In her still blossoming film career, the actress shared the screen with heavy hitters like Tom Cruise, Owen Wilson, and her Farewell, My Queen co-star Dianne Kruger. Admittedly on the shyer side, Seydoux’s soft-spoken and timid nature (a characteristic that infuses many of her screen roles including her latest) is accentuated in the presence of hollywood’s camera cozy elite.

From the attention she received at the festival (a full dance card of interviews) it’s clear that the last year in cinema has made Seydoux one to watch. Despite all the buzz, the actress seems very calm and modest about her future. When we spoke, she was also preparing for the upcoming Michel Gondry film with Audrey Tautou, but has since had to pull out due to scheduling conflicts.

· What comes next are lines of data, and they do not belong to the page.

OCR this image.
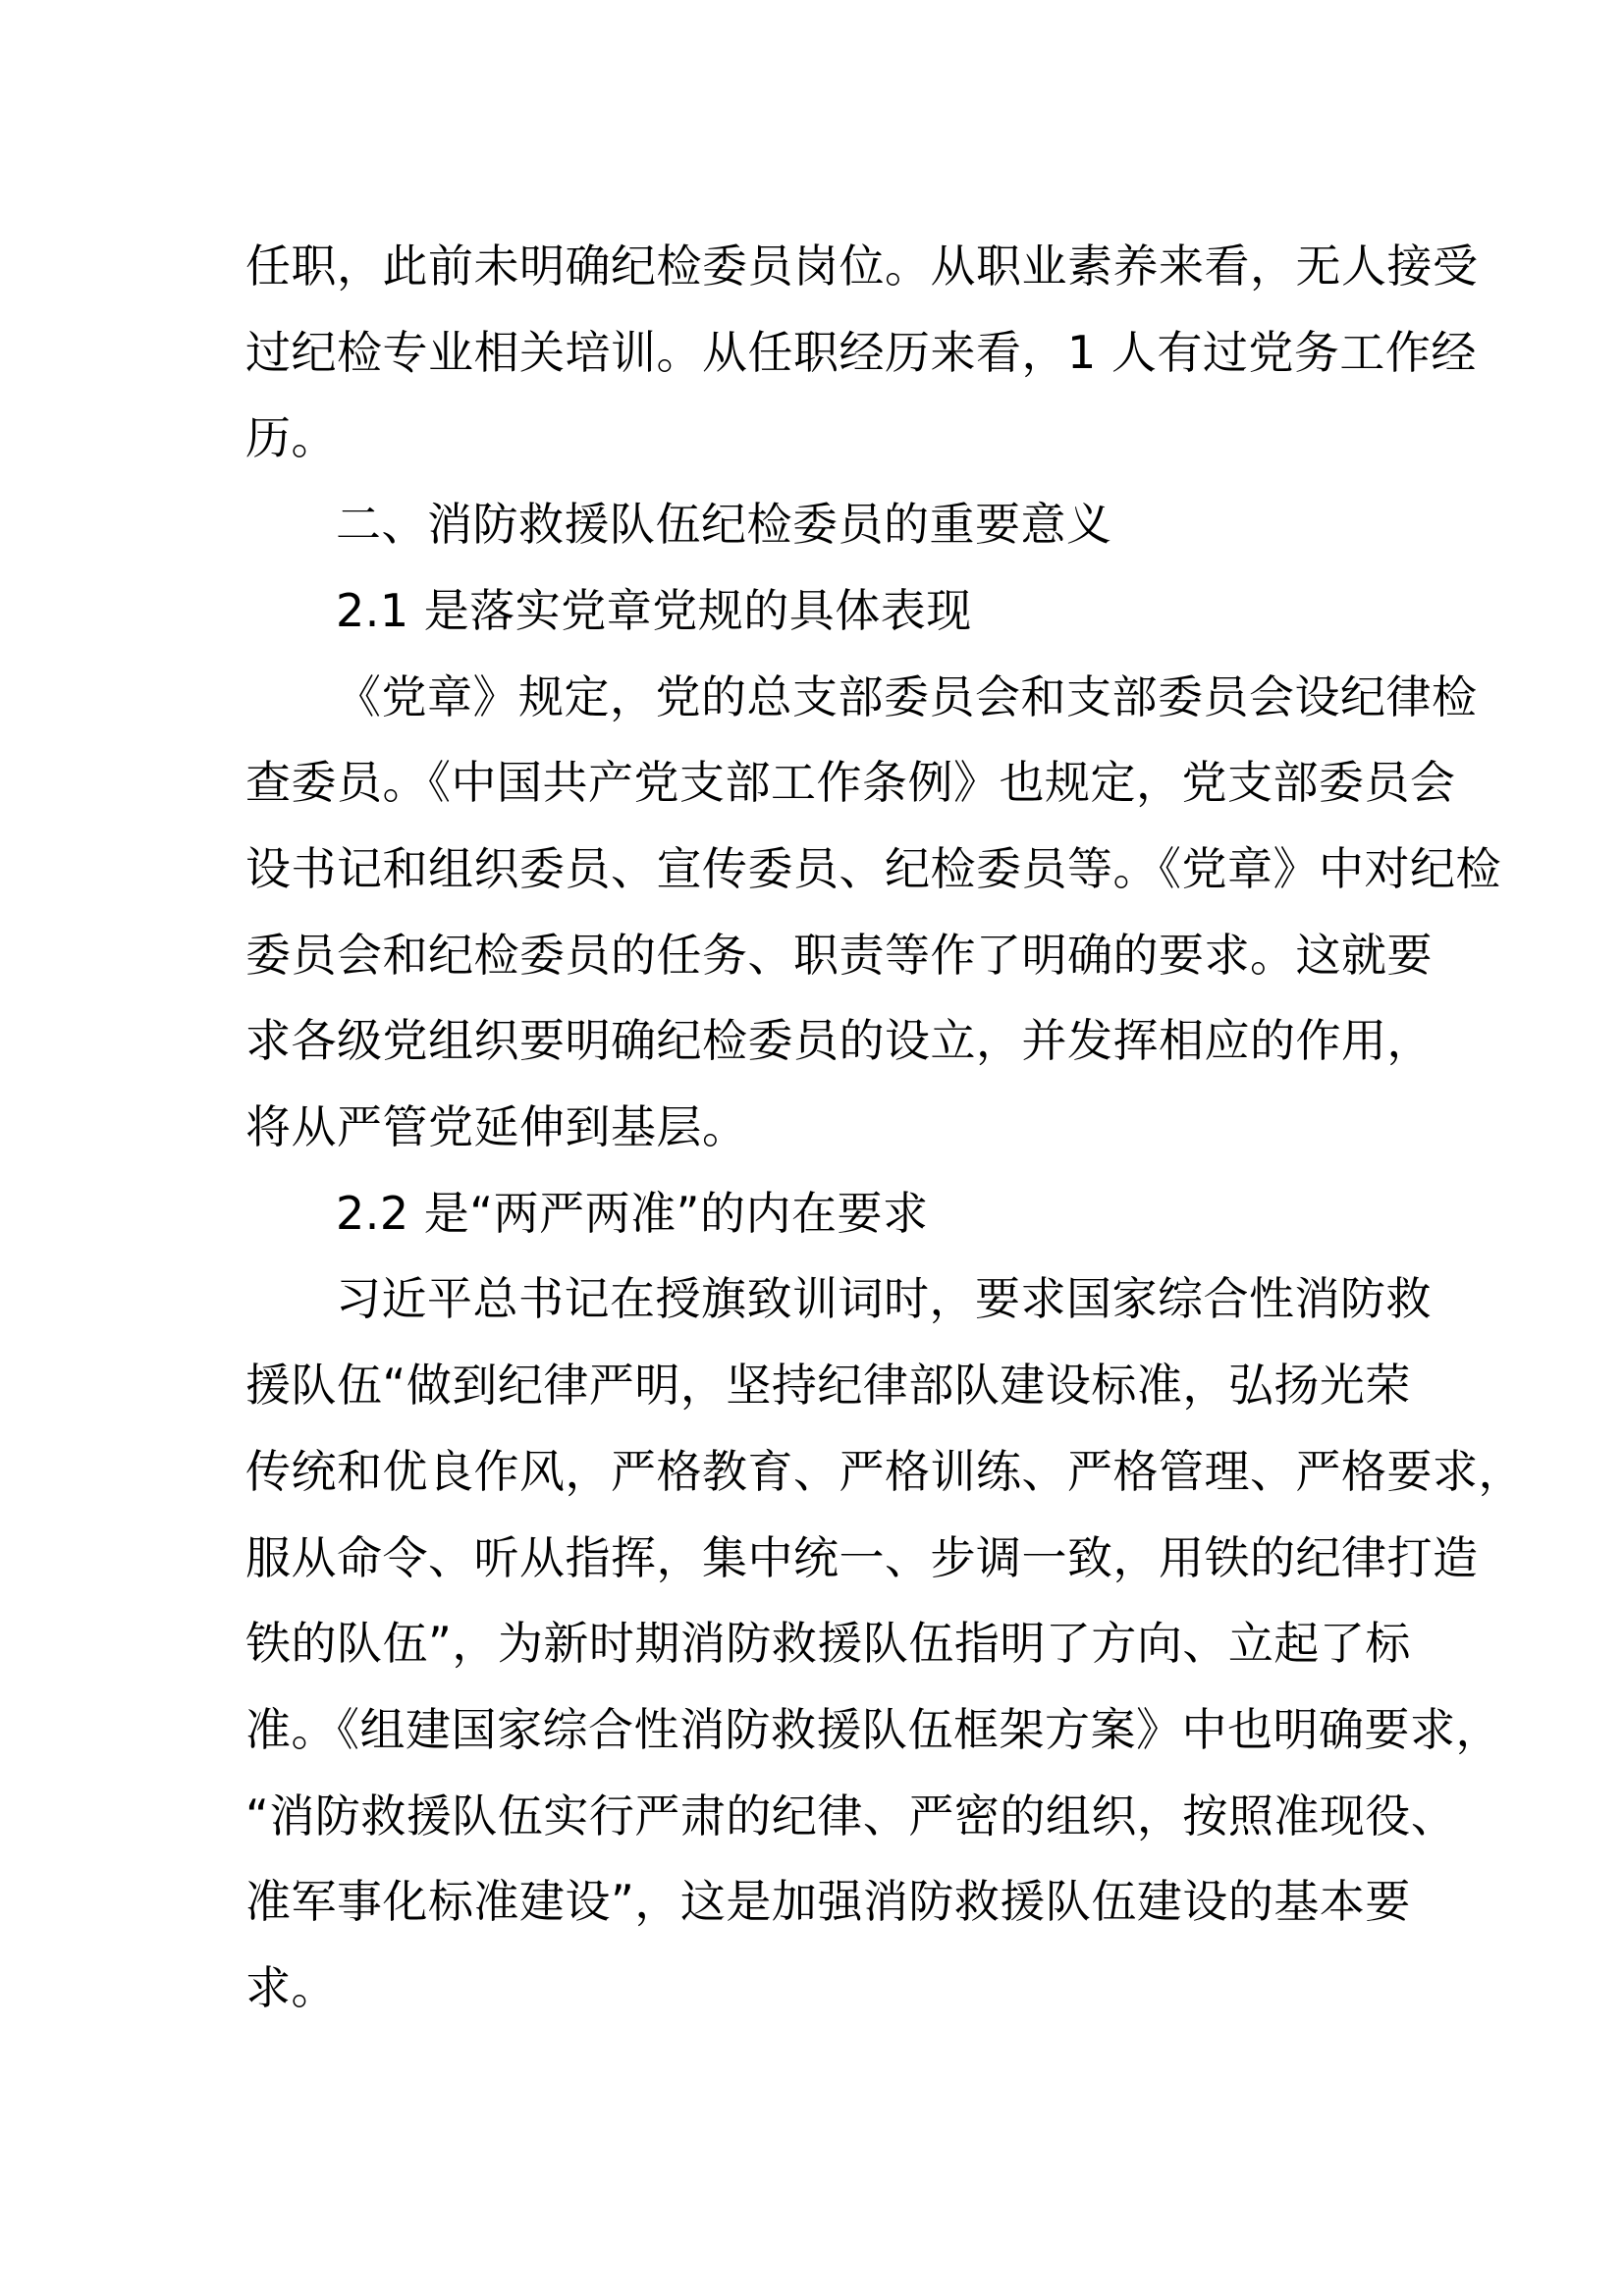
任职，此前未明确纪检委员岗位。从职业素养来看，无人接受
过纪检专业相关培训。从任职经历来看，1 人有过党务工作经
历。

二、消防救援队伍纪检委员的重要意义

2.1 是落实党章党规的具体表现

《党章》规定，党的总支部委员会和支部委员会设纪律检
查委员。《中国共产党支部工作条例》也规定，党支部委员会
设书记和组织委员、宣传委员、纪检委员等。《党章》中对纪检
委员会和纪检委员的任务、职责等作了明确的要求。这就要
求各级党组织要明确纪检委员的设立，并发挥相应的作用，
将从严管党延伸到基层。

2.2 是“两严两准”的内在要求

习近平总书记在授旗致训词时，要求国家综合性消防救
援队伍“做到纪律严明，坚持纪律部队建设标准，弘扬光荣
传统和优良作风，严格教育、严格训练、严格管理、严格要求，
服从命令、听从指挥，集中统一、步调一致，用铁的纪律打造
铁的队伍”，为新时期消防救援队伍指明了方向、立起了标
准。《组建国家综合性消防救援队伍框架方案》中也明确要求，
“消防救援队伍实行严肃的纪律、严密的组织，按照准现役、
准军事化标准建设”，这是加强消防救援队伍建设的基本要
求。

The French beauty made waves (rippled by sighs of awe) at this past February’s Berlin Film Festival just stepping foot on the red carpet.  Her red carpet walk at the premiere of Farewell, My Queen — in a knock-out red Prada gown with hair styled in Golden Age glamour — was nothing if not a declaration of  her assent as a fashion icon. The style parade continued later in the week, when the actress was spotted in a sophisitcated a peek-a-boo lace Elie Saab gown.

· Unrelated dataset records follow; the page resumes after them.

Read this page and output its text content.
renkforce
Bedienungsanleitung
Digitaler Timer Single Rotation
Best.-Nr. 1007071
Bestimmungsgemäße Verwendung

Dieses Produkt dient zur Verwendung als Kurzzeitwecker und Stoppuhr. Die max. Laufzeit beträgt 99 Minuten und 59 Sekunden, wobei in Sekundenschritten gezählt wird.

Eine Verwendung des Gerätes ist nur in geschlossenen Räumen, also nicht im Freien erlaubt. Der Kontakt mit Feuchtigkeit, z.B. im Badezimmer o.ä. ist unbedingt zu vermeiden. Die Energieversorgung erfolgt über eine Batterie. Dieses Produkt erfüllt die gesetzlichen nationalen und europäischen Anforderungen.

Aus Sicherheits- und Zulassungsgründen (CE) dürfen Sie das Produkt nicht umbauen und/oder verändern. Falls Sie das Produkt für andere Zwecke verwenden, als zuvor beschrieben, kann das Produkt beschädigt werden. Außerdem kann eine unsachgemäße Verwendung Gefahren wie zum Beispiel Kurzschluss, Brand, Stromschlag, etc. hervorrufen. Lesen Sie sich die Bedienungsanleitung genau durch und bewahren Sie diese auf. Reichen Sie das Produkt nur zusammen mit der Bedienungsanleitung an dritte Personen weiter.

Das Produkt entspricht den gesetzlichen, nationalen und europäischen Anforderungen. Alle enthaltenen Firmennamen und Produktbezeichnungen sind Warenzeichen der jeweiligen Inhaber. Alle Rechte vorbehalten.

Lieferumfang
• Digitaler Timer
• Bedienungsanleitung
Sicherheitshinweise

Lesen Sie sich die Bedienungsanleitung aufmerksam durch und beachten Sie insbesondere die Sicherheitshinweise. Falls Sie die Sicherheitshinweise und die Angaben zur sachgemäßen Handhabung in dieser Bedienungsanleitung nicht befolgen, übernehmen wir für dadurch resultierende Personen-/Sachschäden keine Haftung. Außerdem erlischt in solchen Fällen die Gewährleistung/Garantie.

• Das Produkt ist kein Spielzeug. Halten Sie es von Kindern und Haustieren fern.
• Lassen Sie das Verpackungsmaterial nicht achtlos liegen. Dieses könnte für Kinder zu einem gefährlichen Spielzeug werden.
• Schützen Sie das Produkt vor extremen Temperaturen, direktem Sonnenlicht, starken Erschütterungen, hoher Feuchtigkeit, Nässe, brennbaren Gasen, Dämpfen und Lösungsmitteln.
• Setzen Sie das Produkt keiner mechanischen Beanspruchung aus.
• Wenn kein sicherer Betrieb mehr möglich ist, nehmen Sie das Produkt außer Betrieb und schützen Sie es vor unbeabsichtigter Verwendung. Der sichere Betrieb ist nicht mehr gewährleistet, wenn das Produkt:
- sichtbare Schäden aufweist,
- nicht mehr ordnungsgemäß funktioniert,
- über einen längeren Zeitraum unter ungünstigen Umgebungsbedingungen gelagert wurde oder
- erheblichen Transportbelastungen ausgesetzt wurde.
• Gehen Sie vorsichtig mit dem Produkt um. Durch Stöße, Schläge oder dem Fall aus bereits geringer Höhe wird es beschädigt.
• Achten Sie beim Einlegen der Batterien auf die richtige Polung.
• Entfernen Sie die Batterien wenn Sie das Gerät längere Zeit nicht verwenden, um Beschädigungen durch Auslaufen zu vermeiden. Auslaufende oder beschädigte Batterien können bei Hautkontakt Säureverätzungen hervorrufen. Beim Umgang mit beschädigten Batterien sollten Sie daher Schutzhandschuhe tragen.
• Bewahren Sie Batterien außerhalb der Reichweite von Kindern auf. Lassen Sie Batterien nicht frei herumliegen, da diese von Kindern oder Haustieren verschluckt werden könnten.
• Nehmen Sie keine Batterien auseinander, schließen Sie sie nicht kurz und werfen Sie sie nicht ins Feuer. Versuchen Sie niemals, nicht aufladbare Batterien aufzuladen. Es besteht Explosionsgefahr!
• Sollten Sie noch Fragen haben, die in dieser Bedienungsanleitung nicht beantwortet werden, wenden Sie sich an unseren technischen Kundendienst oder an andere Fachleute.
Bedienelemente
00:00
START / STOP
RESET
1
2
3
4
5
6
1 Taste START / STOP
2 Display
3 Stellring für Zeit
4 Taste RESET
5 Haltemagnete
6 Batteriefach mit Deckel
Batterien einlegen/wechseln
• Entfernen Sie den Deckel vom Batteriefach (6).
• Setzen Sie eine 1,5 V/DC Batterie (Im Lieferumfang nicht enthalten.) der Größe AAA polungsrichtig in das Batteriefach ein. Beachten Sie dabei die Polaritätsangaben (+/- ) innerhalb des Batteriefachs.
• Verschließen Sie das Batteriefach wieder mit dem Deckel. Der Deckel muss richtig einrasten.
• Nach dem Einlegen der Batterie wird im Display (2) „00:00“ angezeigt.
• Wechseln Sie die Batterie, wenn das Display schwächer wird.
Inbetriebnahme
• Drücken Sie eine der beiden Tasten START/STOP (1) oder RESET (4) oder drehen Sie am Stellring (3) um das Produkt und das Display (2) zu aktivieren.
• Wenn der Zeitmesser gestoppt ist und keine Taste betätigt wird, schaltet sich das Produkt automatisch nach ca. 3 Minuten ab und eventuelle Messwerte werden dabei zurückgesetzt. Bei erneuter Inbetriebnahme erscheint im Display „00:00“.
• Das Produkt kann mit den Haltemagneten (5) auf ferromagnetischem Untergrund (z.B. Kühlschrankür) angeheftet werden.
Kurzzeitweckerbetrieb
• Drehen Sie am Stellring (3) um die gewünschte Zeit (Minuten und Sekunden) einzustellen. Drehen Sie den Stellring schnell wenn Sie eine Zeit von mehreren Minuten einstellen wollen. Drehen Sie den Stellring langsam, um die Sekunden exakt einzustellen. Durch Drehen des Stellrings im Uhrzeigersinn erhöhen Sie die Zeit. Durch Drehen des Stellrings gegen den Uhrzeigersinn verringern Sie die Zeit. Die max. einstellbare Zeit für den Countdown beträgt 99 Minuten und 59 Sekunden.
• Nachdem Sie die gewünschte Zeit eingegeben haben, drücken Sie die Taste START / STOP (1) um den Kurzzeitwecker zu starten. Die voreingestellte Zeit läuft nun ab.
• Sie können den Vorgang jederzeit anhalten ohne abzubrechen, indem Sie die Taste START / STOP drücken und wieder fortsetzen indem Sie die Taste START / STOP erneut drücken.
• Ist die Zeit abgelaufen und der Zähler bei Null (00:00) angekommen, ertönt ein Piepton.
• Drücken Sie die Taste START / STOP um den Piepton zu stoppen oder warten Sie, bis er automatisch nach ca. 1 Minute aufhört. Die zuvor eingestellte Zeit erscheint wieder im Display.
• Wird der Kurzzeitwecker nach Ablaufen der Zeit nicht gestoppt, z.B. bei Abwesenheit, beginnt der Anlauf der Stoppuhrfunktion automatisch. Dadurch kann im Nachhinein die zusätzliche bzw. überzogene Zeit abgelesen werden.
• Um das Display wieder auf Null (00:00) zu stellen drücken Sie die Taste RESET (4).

Showing in a festival year that include striking and evocative drams such as director Celine Sciamma’s Tomboy, about a 10-year-old French girl who tries to pass for a boy when she moves to a new neighbourhood, and the innovative Miguel Gomes’ Our Beloved Month of August, that tells two linked stories half a century apart, Seydoux is excited to be in the accomplished company of such peers, submersed in the festival’s celebration of generations of filmmaking.

“The Berlin Film Festival is great, there is so much history here, I’m glad I could be a part of it,” Seydoux says before heading off to another interview during the crowded first few days of the festival. Telling, her last words pronounce her to be a fawn in her industry, she emphasizes that she is still new to the craft and still trying to find her footing.

From where I stand — post Farewell, My Queen screening —  it is safe to say, Miss Seydoux is on her feet just fine.